À semelhança do que ocorrera com a imprensa, foi adotado o modelo de intercâmbio entre artistas dos dois países, a exemplo de Carmem Miranda, que acabou permanecendo nos Estados Unidos. Hollywood levava para as salas de cinema produções comerciais representativas da vida norte-americana. Nos documentários, imagens mostravam as riquezas naturais brasileiras e, do outro lado, a capacidade industrial e bélica dos EUA. Os temas relacionados à política interamericana eram dirigidos a escolas, clubes, igrejas, empresas, sindicatos e organização rural (TOTA, 2000). O cinema tinha como função cumprir o papel de difusor das idéias americanas, tendo os astros de Hollywood como mensageiros que projetavam os ideais de seu país.

“O conflito cultural foi particularmente perceptível entre a geração nova e a geração velha nos anos 40, pois, com a repercussão do cinema norte- americano nos gostos dos brasileiros e a reinterpretação dos valores de sua cultura no Brasil, a juventude adotava uma maneira de ver as coisas inteiramente nova, enquanto a geração velha se apegava a seus padrões costumeiros e tradicionais. Na vida de cada dia, dentro das famílias se defrontavam duas concepções diversas, com inevitáveis conflitos” (CICCO, 1979, p.101).

Trabalhar com a nova geração era o artifício necessário para que os Estados Unidos pudessem implantar novos valores, pregando a tese de mudanças, aliada ao conceito de

modernidade.

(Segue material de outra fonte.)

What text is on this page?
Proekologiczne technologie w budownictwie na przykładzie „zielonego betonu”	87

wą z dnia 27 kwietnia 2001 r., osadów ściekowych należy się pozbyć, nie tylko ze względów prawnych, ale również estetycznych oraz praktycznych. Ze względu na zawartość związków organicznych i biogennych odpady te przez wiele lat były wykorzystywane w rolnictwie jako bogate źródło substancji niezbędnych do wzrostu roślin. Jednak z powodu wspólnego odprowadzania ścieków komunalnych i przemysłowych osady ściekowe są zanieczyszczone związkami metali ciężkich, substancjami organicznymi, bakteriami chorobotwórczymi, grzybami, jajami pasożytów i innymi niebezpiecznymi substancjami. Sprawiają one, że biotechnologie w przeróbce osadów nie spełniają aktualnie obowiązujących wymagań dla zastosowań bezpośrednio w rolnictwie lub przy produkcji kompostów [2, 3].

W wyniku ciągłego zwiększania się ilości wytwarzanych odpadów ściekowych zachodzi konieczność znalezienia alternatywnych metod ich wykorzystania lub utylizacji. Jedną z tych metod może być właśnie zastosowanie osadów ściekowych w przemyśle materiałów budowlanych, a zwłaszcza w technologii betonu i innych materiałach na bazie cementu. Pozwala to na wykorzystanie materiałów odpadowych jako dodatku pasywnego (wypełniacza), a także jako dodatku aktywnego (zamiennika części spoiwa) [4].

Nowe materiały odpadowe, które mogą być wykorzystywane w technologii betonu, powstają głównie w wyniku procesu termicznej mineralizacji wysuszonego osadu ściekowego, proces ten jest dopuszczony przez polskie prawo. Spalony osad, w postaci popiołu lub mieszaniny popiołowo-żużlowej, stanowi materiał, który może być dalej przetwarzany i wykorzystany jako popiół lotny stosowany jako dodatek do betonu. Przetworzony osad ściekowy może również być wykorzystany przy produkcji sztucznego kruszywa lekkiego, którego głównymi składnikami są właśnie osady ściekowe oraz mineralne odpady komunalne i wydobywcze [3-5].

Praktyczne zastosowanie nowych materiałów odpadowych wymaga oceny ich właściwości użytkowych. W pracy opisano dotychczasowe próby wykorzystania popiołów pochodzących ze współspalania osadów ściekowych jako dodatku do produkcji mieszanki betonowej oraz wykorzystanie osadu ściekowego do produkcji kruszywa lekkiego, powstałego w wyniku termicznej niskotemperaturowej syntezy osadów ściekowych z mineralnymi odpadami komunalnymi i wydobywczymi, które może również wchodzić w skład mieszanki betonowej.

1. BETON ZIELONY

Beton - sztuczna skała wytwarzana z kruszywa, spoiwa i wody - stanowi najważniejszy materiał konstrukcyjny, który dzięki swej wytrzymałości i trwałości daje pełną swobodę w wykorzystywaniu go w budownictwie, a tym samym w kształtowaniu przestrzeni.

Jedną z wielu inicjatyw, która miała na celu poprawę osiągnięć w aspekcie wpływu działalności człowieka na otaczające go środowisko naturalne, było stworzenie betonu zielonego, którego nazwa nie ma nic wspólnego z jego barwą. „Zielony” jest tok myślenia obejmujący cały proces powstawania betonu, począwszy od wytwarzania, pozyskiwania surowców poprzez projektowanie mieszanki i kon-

Alceu Amoroso Lima explica que “o americano apreciava a mudança pela mudança”, por acreditar que “como o tempo está na base de toda a sua cultura de adaptação e de oportunismo, tudo evolui com ele e o moderno é necessariamente superior ao antigo, porque vem depois dele, o que é um dos dogmas invisíveis de todo o sociologismo norte- americano” (LIMA, 1955, p.276).